Auvergne-Rhône-Alpes

Soutien aux entreprises - Avec l'aide de Bpifrance, la région Auvergne-Rhône-Alpes veut se hisser parmi les 5 premières régions européennes

Cohésion des territoires

Développement économique

Un mois après l'adoption de son schéma régional de développement économique, d'innovation et d'internationalisation (SRDEII), la région Auvergne-Rhône-Alpes veut se donner les moyens de ses ambitions. Son président Laurent Wauquiez vient en effet de signer, le 12 janvier, un protocole avec le directeur général de Bpifrance Nicolas Dufourcq pour renforcer le financement des entreprises régionales, l'un des axes forts de ce schéma qui prévoit de la hisser au cinquième rang des régions européennes, sachant qu'avec 243 milliards d'euros de PIB en 2013, elle se place actuellement à la septième place.
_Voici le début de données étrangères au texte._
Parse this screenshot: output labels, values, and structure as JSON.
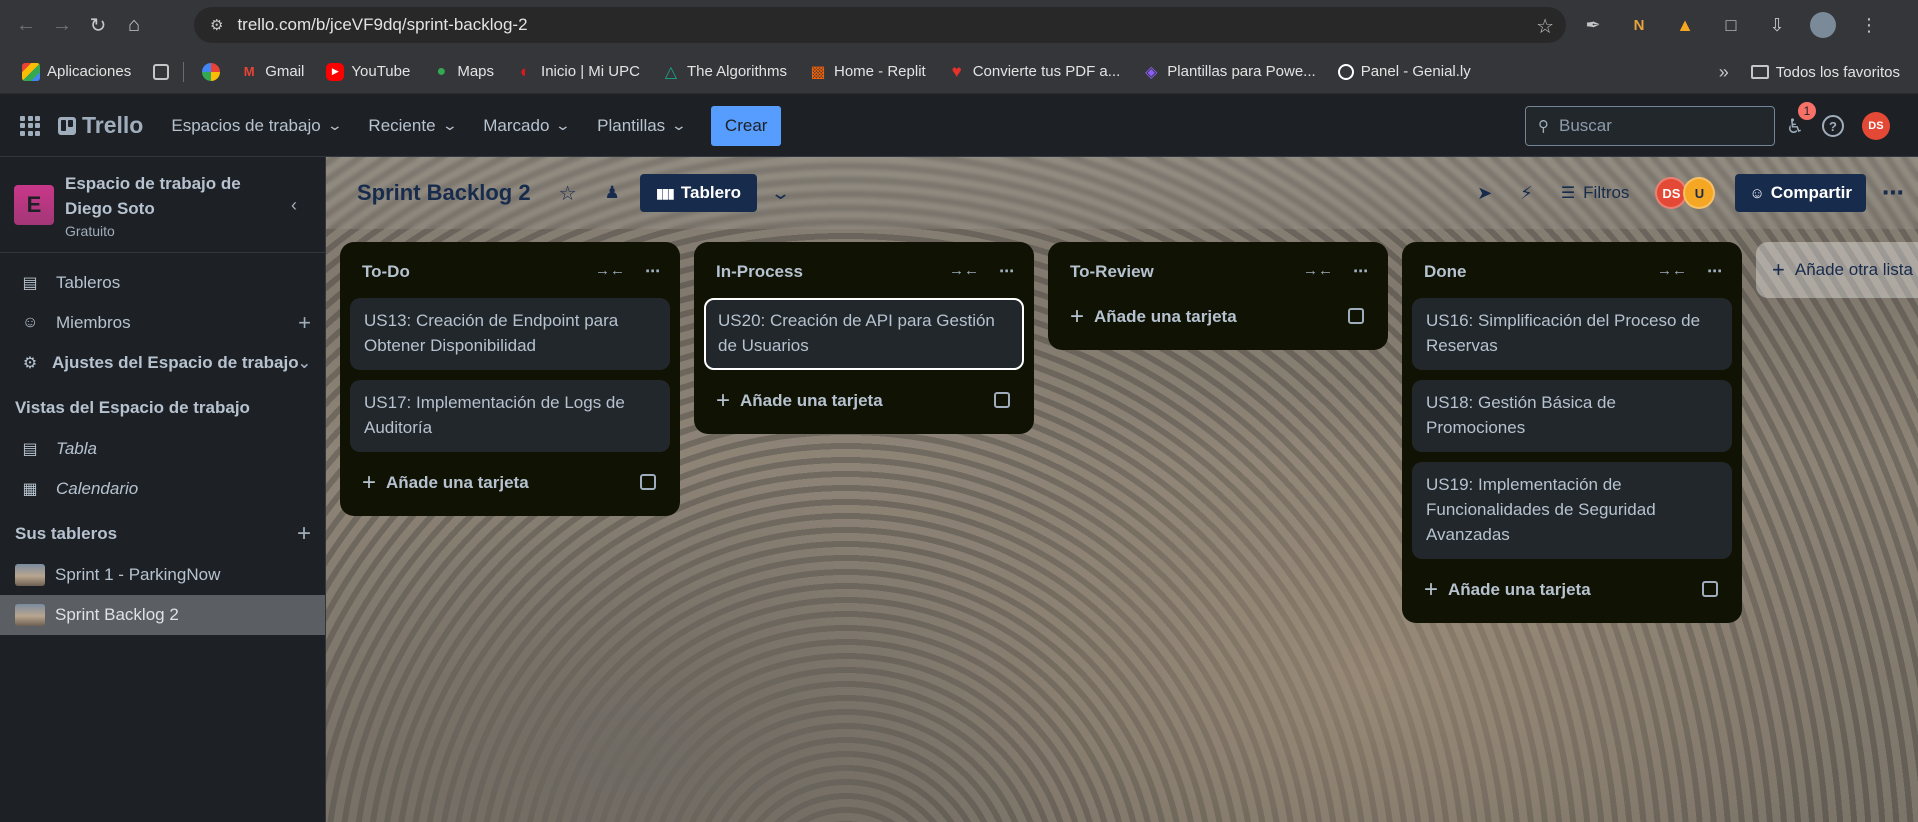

Ce protocole d'accord est un "partenariat inédit et le plus important pour BPI (Bpifrance, ndlr) avec une région française", assurent les deux partenaires dans un communiqué commun. "Avec 20 millions d'euros de dotations annuelles de la région, les entreprises d'Auvergne-Rhône-Alpes pourront ainsi accéder à près de 200 millions d'euros de financements au total (y compris les co-financements bancaires)", poursuivent-ils. A titre de comparaison, dans son SRDEII, la région entend investir 300 millions d'euros sur la période 2017-2021 pour le financement des entreprises, que ce soit dans l'innovation avec 8 domaines d'excellence*, le développent des startups et des PME pour faire émerger des champions régionaux, le soutien à l'industrie et à la transformation numérique. Son objectif est d'accompagner 30.000 entreprises dans les cinq ans à venir.
La région et Bpifrance ont arrêté trois priorités communes : l'innovation, l'internationalisation des entreprises (nouvel axe fort du SRDEII) et l'industrie du futur. La convention prévoit la mise en œuvre d'instruments communs tenant compte du nouveau périmètre de cette grande région. Un nouveau fonds régional d'innovation sera installé "au premier semestre 2017" afin de mieux mobiliser les crédits européens, le Feder, ceux du plan Juncker et de la Banque européenne d'investissement. Un nouveau fonds régional de garantie unique permettra de "doubler la capacité d'intervention". Il sera élargi à la transmission d'entreprises (reprise des petites PME, accidents de la vie).
De nouveaux prêts de développement territoriaux pour les PME et TPE du territoire seront proposés, permettant de compenser le retrait des départements dans ce domaine. La convention prévoit aussi de renforcer les capacités en fonds propres des entreprises (capital innovation et capital développement) et l'accompagnement des entreprises de croissance. Ce qui se fera en lien avec la nouvelle Agence régionale créée le 1er janvier 2017.
A travers son schéma, la région entend rompre "avec un mode d'intervention qui a conduit à la création d'un grand nombre de dispositifs" pour se tourner vers "des programmes massifs, ouverts au plus grand nombre d'entreprises, y compris aux entreprises de l'ESS (économie sociale et solidaire) et quel que soit leur statut (coopératives, mutuelles, fondations, associations)". A cet égard, le partenariat permettra de s'appuyer sur le Fonds d'innovation sociale géré par Bpifrance.
On notera au passage que la région entend utiliser les nouvelles possibilités ouvertes par la loi Notre du 7 août 2015 permettant aux régions d'intervenir dans le capital de sociétés commerciales (article L.4211-1 du Code général des collectivités territoriales).

Michel Tendil

* Industrie du futur, bâtiments  et travaux publics ; numérique ; santé ; agriculture ; énergie ; mobilité ; sport, montagne et tourisme.